A remarkable collection of photographs by one of rock's early champions
Between 1955 and 1960, popular Cleveland deejay Tommy Edwards photographed the parade of performers who passed through the WERE-AM radio studio for on-air interviews, shooting more than 1,700 Ektachrome slides. Following his death in 1981, most of the collection vanished and was presumed lost. The few images that remained were often reprinted and rarely credited to Edwards, labeled "photographer unknown." Until now.
Discovered by musician Chris Kennedy in 2006, Tommy Edwards's candid photographs capture the birth of rock 'n' roll at its flashpoint: Elvis Presley while he was still dangerous; a raw and incomplete Chuck Berry before his star ascended; and some beady-eyed, high-voiced kid named Roy Orbison.
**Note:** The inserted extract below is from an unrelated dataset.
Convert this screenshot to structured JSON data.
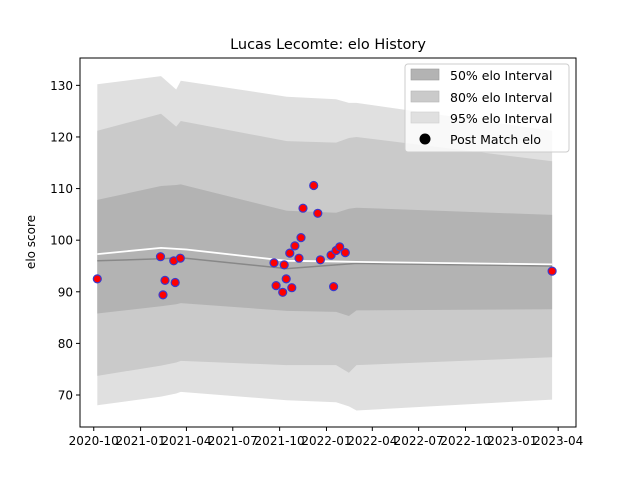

It wasn't just the architects of rock music whom Edwards had in his viewfinder. There were also pop and country music's biggest stars, mysterious, unknown hopefuls, and vulnerable, deglamourized Hollywood celebrities. Edwards's passion for photography immortalized hundreds of pioneers of rock 'n' roll and pop culture in the radio studio, a setting that was often unseen. His photos offer a rare look behind a closed door.
In 2009, Kennedy located the only surviving copy of the "T.E. Newsletter" collection, Tommy Edwards's self-published weekly two-page recap of Cleveland radio and record news for music business insiders, spanning from 1953 through 1960. The wealth of information and dates contained in the newsletters are the photo collection's indispensable companion piece, and Edwards's anecdotal quips are interspersed throughout the text of the book.
1950s Radio in Color gives Tommy Edwards his due recognition as the deejay responsible for perhaps the most important photographic and written documentation of twentieth-century music ever produced. Featuring over 200 color photographs, this book will transport readers back in time, allowing them to step into Edwards's shoes for a moment and to feel the wonder and excitement he must have felt every day while witnessing a cultural revolution.
Christopher Kennedy is a passionate music fan and an accomplished songwriter and musician, having released five albums with the band Ruth Ruth. He discovered this collection during his determined research into the long-lost rock 'n' roll film, The Pied Piper of Cleveland, which is rumored to contain some of the earliest footage of Elvis Presley. He is still looking for the film. Terry Stewart is President and CEO of the Rock and Roll Hall of Fame and Museum in Cleveland.